Franceses. Espanhóis. Entretanto, seguiam – se os telefonema. Organizava
mentalmente essa informação para enfrentar mais outro dia.
O perfil
do homem público não se diferenciava muito do homem no convívio íntimo. Nos
afetos calorosos, nas aversões ferozes. Mudou, evidentemente, de opinião sem
alterar princípios fundamentais. Há situações que, de momento, não vale a pena
enumerar. Todavia, era espontâneo nas simpatias e antipatias. As reconciliações
possíveis não erradicaram os motivos de cisão, de incompatibilidade, de
afastamento. De corte de relações políticas. De relações pessoais. Ou ambas as
coisas.
Não
se adaptou à internet. O computador colocado na secretaria, do seu gabinete na
Fundação, era apenas um elemento decorativo. Até ao fim, tudo o que leu tinha
de ser em papel. Escrevia, com rapidez e fluência, na sua letra miúda. Cada vez
mais miúda. Mas, em certas ocasiões, emendava muito. As secretarias, durante
décadas, a Osita e a Maria José, habituaram – se a decifrar os manuscritos
labirínticos, os «textos aracnídeos» conforme exclamei ao ver uma folha A4
repleta correções, de acrescentamentos, de cortes, de repuxos.
Ao falar
– lhe nisso respondeu – me: «Procuro, apenas, ser claro». Insisti: «O seu
mestre Prof. Francisco Vieira de Almeida costumava advertir: «O simples não é o
fácil». Soares olhou – me de alto a baixo e pediu para repetir. E acrescentou:
«Eu que o diga...»
Era
um homem de cultura. Apesar de nunca ter sido escritor na verdadeira aceção da
palavra, frequentou tertúlias de Lisboa e de Paris e sentia – se em pé de
igualdade ao lado dos outros intelectuais. Procurava estar ao corrente das
novidades. Comprava tudo o que lhe interessava e alguns livros que, não fazendo
parte das suas curiosidades habituais, já constituíam uma referência.
Além
dos milhares de livros que tinha em casa, e nas casas de Nafarros e do Algarve,
instalou no 4º andar do seu prédio, uma «nova biblioteca». Perante aquele
universo bibliográfico, devidamente, sistematizada por temas e autores,
confirmei o prazer, mais do que isso, a volúpia de ter edições raras.

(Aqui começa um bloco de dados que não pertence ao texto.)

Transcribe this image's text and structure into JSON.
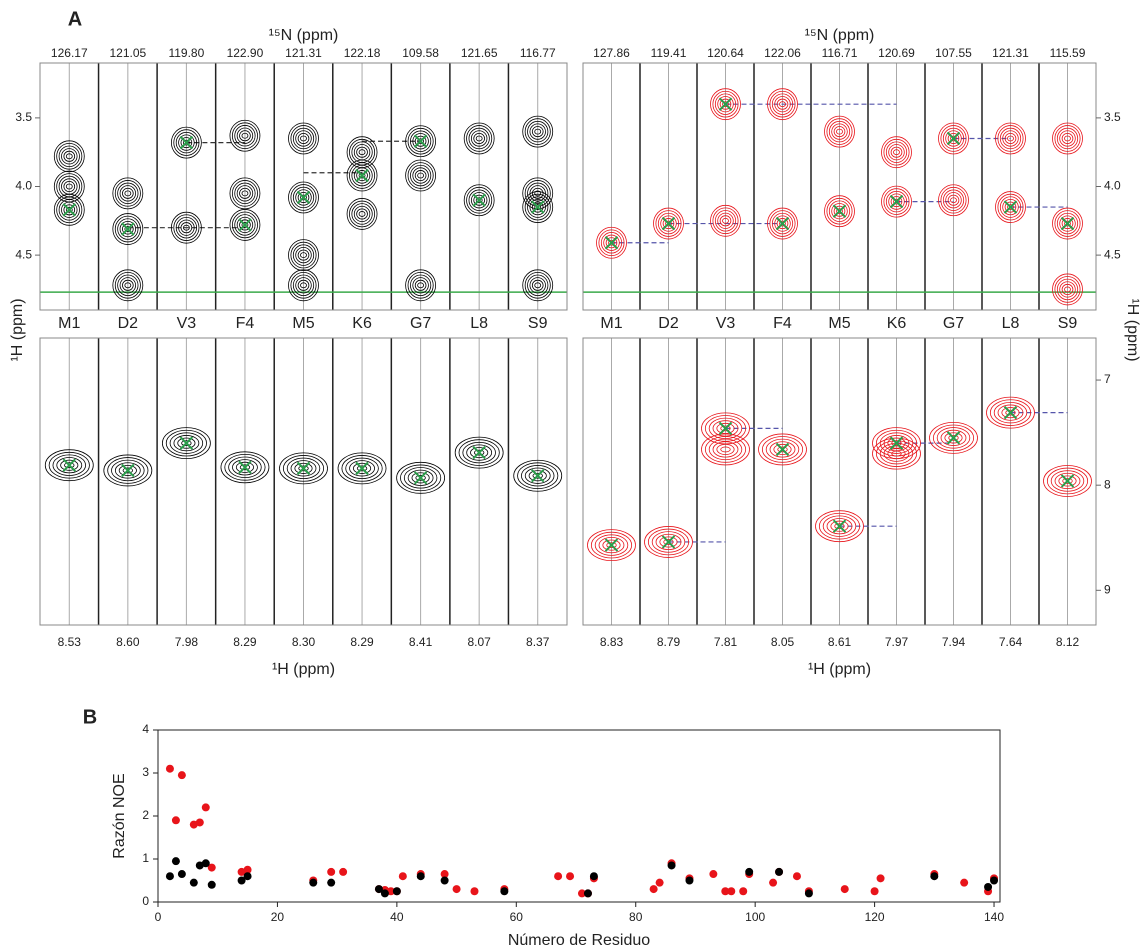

Encadernações preciosas. Primeiras edições, de livros com dedicatórias dos
autores e anotações dos possuidores.
Não
esqueço o deslumbramento que manifestou ao visitar a biblioteca de Pina
Martins, de folhear primeiras edições de Erasmo e Damião de Gois. «Estou
esmagado. É demais...» Nesse dia, ao jantar comigo e com o José Manuel dos Santos
- seu colaborador direto, durante décadas e amigo muito próximo - embora
houvesse matéria política escaldante, continuava dominado pela emoção que lhe
causara a coleção de Pina Martins. E, de vez em quando, repetia: «Estou
esmagado. ... Estive para cheirar o papel mas o Pina deve usar inseticidas».
Mário
Soares toda a vida também frequentou livrarias e alfarrabistas. Mesmo quando
era Primeiro- Ministro, Presidente da Republica, deputado do Parlamento
Europeu. Incluiu entre os seus amigos poetas e escritores. Uns ainda da geração
do pai, como Jaime Cortesão e Aquilino; da geração seguinte Rodrigues
Migueis e Miguel Torga; outros da sua geração como Carlos de Oliveira, Cardoso
Pires, Sophia, Natália Correia, Mário Cesariny ou Luís Pacheco. Outros ainda das
gerações mais recentes.
O
mesmo aconteceu com artistas plásticos. Admirava Columbano mas o seu apreço e
convívio estenderam – se, por exemplo, a Júlio Pomar, a Vieira da Silva, a
Jorge Martins. Escapava – lhe a música. Perguntava – me um dia: «Consegue
escrever com música?». «Sempre que estou em casa escrevo melhor com música».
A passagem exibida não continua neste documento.